Les faits menant au chef d’infraction dont la déclaration de culpabilité est contestée concernent le reconditionnement sans justification (c.-à-d. raison d’ordonnance ou thérapeutique), par M. Di Genova, d’un médicament déjà conditionné dans des flacons de 0,23 et de 0,3 ml à usage unique, en seringues de 0,05 ml. En effet, l’appelant fut déclaré coupable en première instance d’avoir commis un acte dérogatoire à l’honneur et à la dignité de la profession, et ce, contrairement à l’article 59.2 du Code des professions. Il se vit donc imposer une radiation temporaire de trois (3) mois et une amende de 7 500 $. Portant cette décision en appel, M. Di Genova plaidait notamment que le libellé du chef d’infraction porté contre lui était imprécis. Il prétendait également que le Conseil avait retenu le mauvais critère aux fins d’identifier la présence d’une infraction en ce qu’aucune des sources d’information[2] utilisées par celui-ci pour conclure que l’appelant devait avoir une raison pour reconditionner le médicament n’est de nature légale ou règlementaire.

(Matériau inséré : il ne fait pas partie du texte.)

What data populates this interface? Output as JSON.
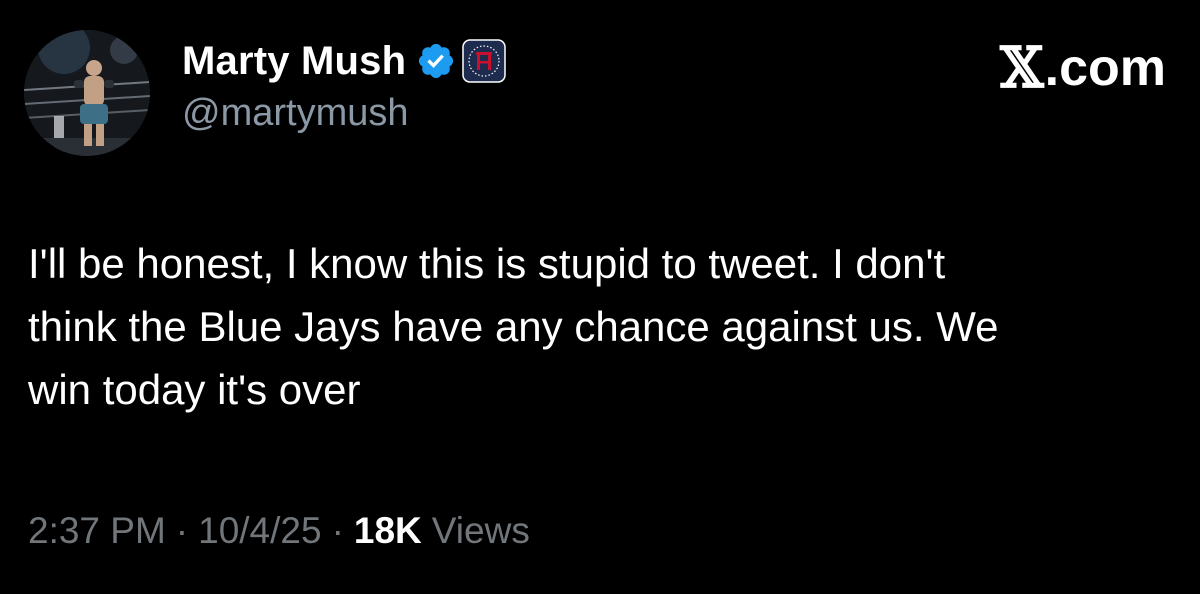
{
  "tweet": {
    "author": {
      "display_name": "Marty Mush",
      "handle": "@martymush",
      "verified": true,
      "affiliate_badge_icon": "barstool-logo-icon",
      "avatar_icon": "avatar-photo"
    },
    "brand": {
      "x_glyph": "𝕏",
      "suffix": ".com"
    },
    "text": "I'll be honest, I know this is stupid to tweet. I don't\nthink the Blue Jays have any chance against us. We\nwin today it's over",
    "time": "2:37 PM",
    "separator": "·",
    "date": "10/4/25",
    "views_count": "18K",
    "views_label": "Views"
  },
  "colors": {
    "background": "#000000",
    "text_primary": "#ffffff",
    "text_secondary": "#71767b",
    "verified_blue": "#1d9bf0"
  }
}
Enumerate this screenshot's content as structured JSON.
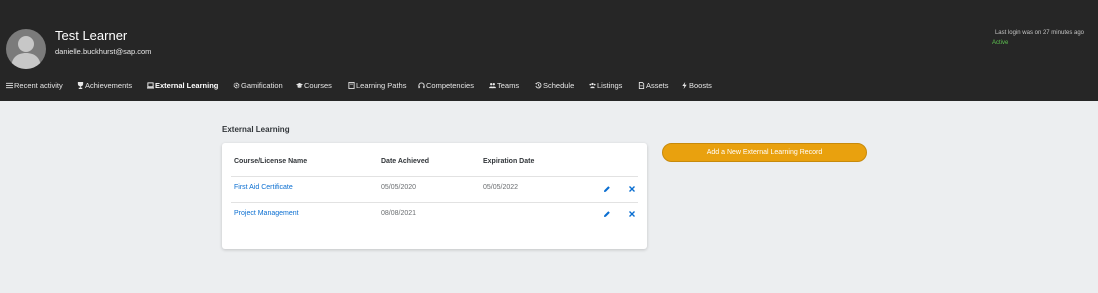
{
  "header": {
    "user_name": "Test Learner",
    "email": "danielle.buckhurst@sap.com",
    "last_login": "Last login was on 27 minutes ago",
    "status": "Active",
    "status_color": "#5dc150",
    "background": "#262626"
  },
  "nav": {
    "items": [
      {
        "label": "Recent activity",
        "icon": "list-icon",
        "active": false
      },
      {
        "label": "Achievements",
        "icon": "trophy-icon",
        "active": false
      },
      {
        "label": "External Learning",
        "icon": "laptop-icon",
        "active": true
      },
      {
        "label": "Gamification",
        "icon": "gear-icon",
        "active": false
      },
      {
        "label": "Courses",
        "icon": "graduation-cap-icon",
        "active": false
      },
      {
        "label": "Learning Paths",
        "icon": "book-icon",
        "active": false
      },
      {
        "label": "Competencies",
        "icon": "headset-icon",
        "active": false
      },
      {
        "label": "Teams",
        "icon": "people-icon",
        "active": false
      },
      {
        "label": "Schedule",
        "icon": "history-icon",
        "active": false
      },
      {
        "label": "Listings",
        "icon": "group-icon",
        "active": false
      },
      {
        "label": "Assets",
        "icon": "document-icon",
        "active": false
      },
      {
        "label": "Boosts",
        "icon": "lightning-icon",
        "active": false
      }
    ]
  },
  "main": {
    "section_title": "External Learning",
    "table": {
      "columns": [
        "Course/License Name",
        "Date Achieved",
        "Expiration Date"
      ],
      "rows": [
        {
          "name": "First Aid Certificate",
          "date_achieved": "05/05/2020",
          "expiration_date": "05/05/2022"
        },
        {
          "name": "Project Management",
          "date_achieved": "08/08/2021",
          "expiration_date": ""
        }
      ],
      "row_actions": [
        "edit-icon",
        "close-icon"
      ]
    },
    "add_button_label": "Add a New External Learning Record",
    "accent_color": "#e9a10e",
    "link_color": "#0a6ed1",
    "page_background": "#eceef0"
  }
}
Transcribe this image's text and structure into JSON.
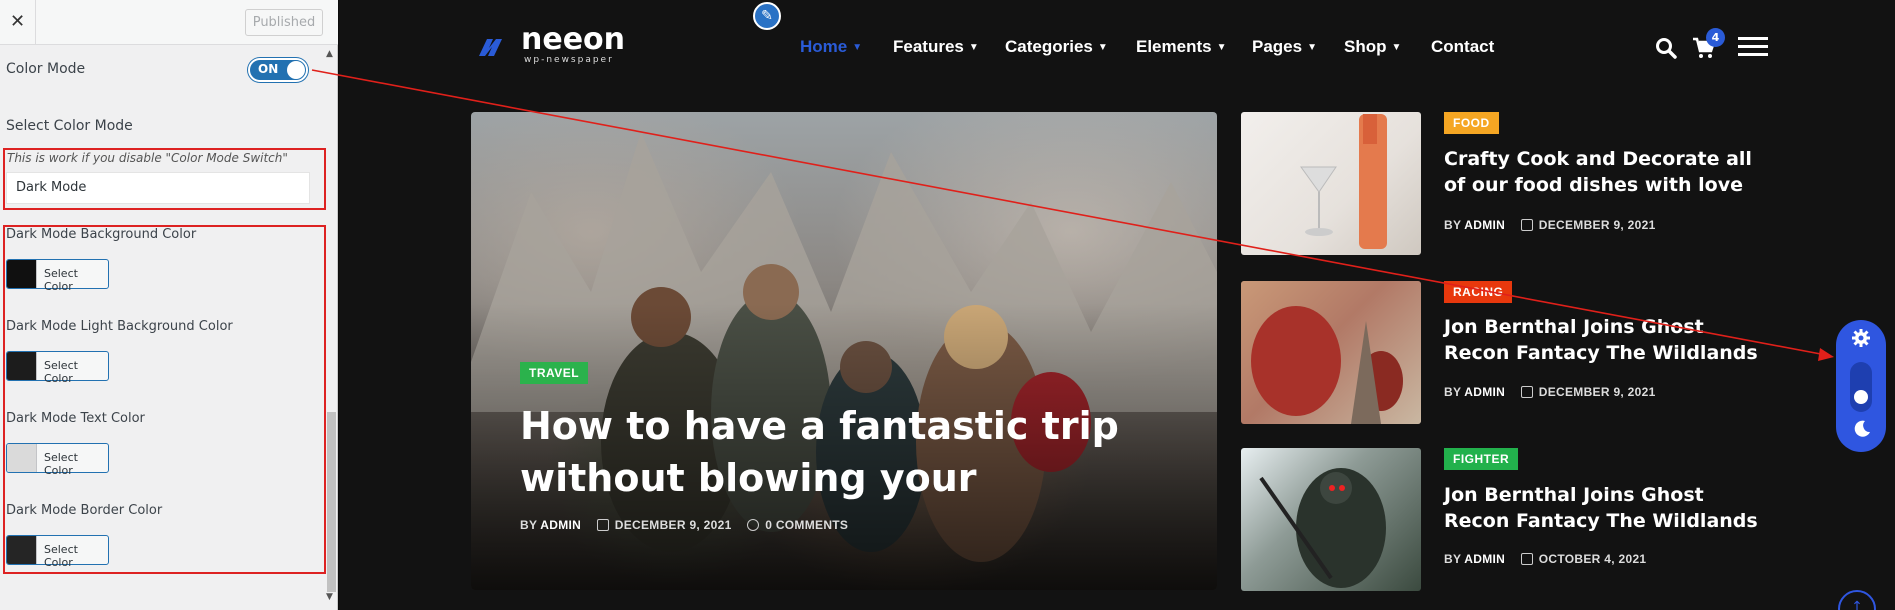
{
  "panel": {
    "close_glyph": "✕",
    "published_label": "Published",
    "color_mode_label": "Color Mode",
    "toggle_label": "ON",
    "select_mode_label": "Select Color Mode",
    "hint": "This is work if you disable \"Color Mode Switch\"",
    "mode_value": "Dark Mode",
    "colors": [
      {
        "label": "Dark Mode Background Color",
        "button": "Select Color",
        "swatch": "#101010"
      },
      {
        "label": "Dark Mode Light Background Color",
        "button": "Select Color",
        "swatch": "#1c1c1c"
      },
      {
        "label": "Dark Mode Text Color",
        "button": "Select Color",
        "swatch": "#dadada"
      },
      {
        "label": "Dark Mode Border Color",
        "button": "Select Color",
        "swatch": "#252525"
      }
    ]
  },
  "site": {
    "logo_text": "neeon",
    "logo_sub": "wp-newspaper",
    "nav": [
      "Home",
      "Features",
      "Categories",
      "Elements",
      "Pages",
      "Shop",
      "Contact"
    ],
    "cart_count": "4",
    "accent": "#2a5bd7",
    "hero": {
      "category": "TRAVEL",
      "title": "How to have a fantastic trip without blowing your",
      "by": "BY",
      "author": "ADMIN",
      "date": "DECEMBER 9, 2021",
      "comments": "0 COMMENTS"
    },
    "posts": [
      {
        "category": "FOOD",
        "color": "#f5a623",
        "title": "Crafty Cook and Decorate all of our food dishes with love",
        "by": "BY",
        "author": "ADMIN",
        "date": "DECEMBER 9, 2021"
      },
      {
        "category": "RACING",
        "color": "#e8380d",
        "title": "Jon Bernthal Joins Ghost Recon Fantacy The Wildlands",
        "by": "BY",
        "author": "ADMIN",
        "date": "DECEMBER 9, 2021"
      },
      {
        "category": "FIGHTER",
        "color": "#22b14c",
        "title": "Jon Bernthal Joins Ghost Recon Fantacy The Wildlands",
        "by": "BY",
        "author": "ADMIN",
        "date": "OCTOBER 4, 2021"
      }
    ]
  },
  "icons": [
    "close-icon",
    "pencil-icon",
    "search-icon",
    "cart-icon",
    "hamburger-icon",
    "gear-icon",
    "moon-icon",
    "calendar-icon",
    "comment-icon",
    "arrow-up-icon"
  ]
}
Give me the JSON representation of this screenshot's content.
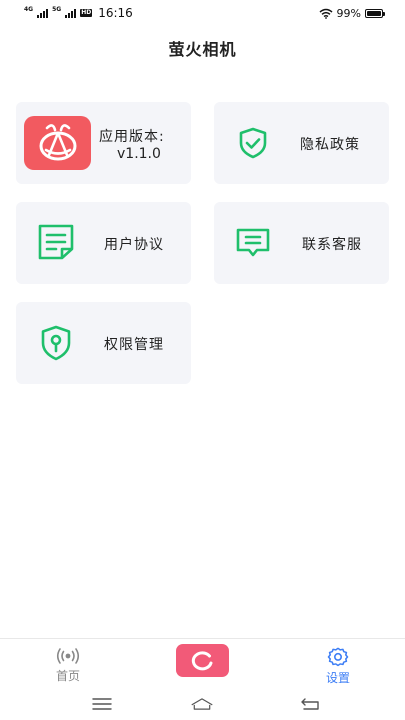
{
  "status_bar": {
    "network_1": "4G",
    "network_2": "5G",
    "hd": "HD",
    "time": "16:16",
    "battery": "99%",
    "battery_level": 0.99
  },
  "header": {
    "title": "萤火相机"
  },
  "cards": {
    "version": {
      "title": "应用版本:",
      "value": "v1.1.0",
      "icon": "app-logo-icon"
    },
    "privacy": {
      "label": "隐私政策",
      "icon": "shield-check-icon"
    },
    "agreement": {
      "label": "用户协议",
      "icon": "document-icon"
    },
    "contact": {
      "label": "联系客服",
      "icon": "chat-icon"
    },
    "permissions": {
      "label": "权限管理",
      "icon": "shield-key-icon"
    }
  },
  "bottom_nav": {
    "home": {
      "label": "首页",
      "icon": "broadcast-icon"
    },
    "camera": {
      "icon": "camera-ring-icon"
    },
    "settings": {
      "label": "设置",
      "icon": "gear-icon"
    }
  },
  "colors": {
    "accent_green": "#1fbf6b",
    "brand_red": "#f25a60",
    "camera_pink": "#f25a78",
    "active_blue": "#3d7ef5",
    "card_bg": "#f4f5f9"
  }
}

Rejetant les arguments de l’appelant, le Tribunal rappelait que les éléments essentiels d’un chef d’accusation ne sont pas définis par la seule formation du libellé. En effet, ils relèvent avant tout de la disposition de rattachement qui y est énoncée. Dans le cas présent, il s’agissait de l’article 59.2 du Code des professions, lequel stipule qu’un professionnel ne peut poser un acte dérogatoire à l’honneur ou à la dignité de sa profession. Dans la décision Bélanger[3], le Tribunal précisait que lorsque la plainte reproche à l’intimé un manquement à cet article, le libellé du chef d’infraction doit décrire le comportement incriminé avec suffisamment de précision pour permettre à l’intimé de présenter une défense pleine et entière. De l’avis du Tribunal, la formulation du chef d’infraction en l’instance remplissait ce critère. En ce qui concerne le deuxième argument de l’appelant, le Tribunal le rejette également en réaffirmant qu’il revient au Conseil de déterminer ce qui constitue une violation de la norme de comportement énoncée à l’article 59.2 du Code des professions. Pour ce faire, le Conseil peut appuyer sa décision sur un texte qui n’est pas normatif, ce qu’il a fait en l’instance. Selon le Tribunal, le raisonnement inverse aurait pour effet de vider, « à toutes fins pratiques, l’article 59.2 du Code des professions de sa signification ou, à tout le moins, d’une partie importante de sa finalité de protection du public. »[4]

Nous retenons de cette décision le rappel du principe voulant qu’il revienne aux Conseils de discipline de définir ce qui constitue une violation à la norme de comportement prévue à l’article 59.2 du Code des professions. Pour ce faire, ils peuvent fonder leur décision sur des textes normatifs créant des infractions disciplinaires ou encore, et de façon tout à fait valable, sur des sources documentaires autres qui ne proviennent ni d’une loi ni d’un règlement. Par ailleurs, il est intéressant de noter que par cette décision, le Tribunal confirme que les éléments essentiels d’une infraction relèvent avant tout de la disposition de rattachement et non du libellé de la plainte disciplinaire.

[1] 2016 QCTP 144.

[2] La « Politique sur la fabrication et la préparation en pharmacie de produits pharmaceutiques au Canada » et la « Monographie du Fabricant ».

[3] Bélanger c. Avocats (Ordre professionnel des), 2012 QCTP 73.

[4] Cardinal c. Chartrand, 2012 QCCA 194.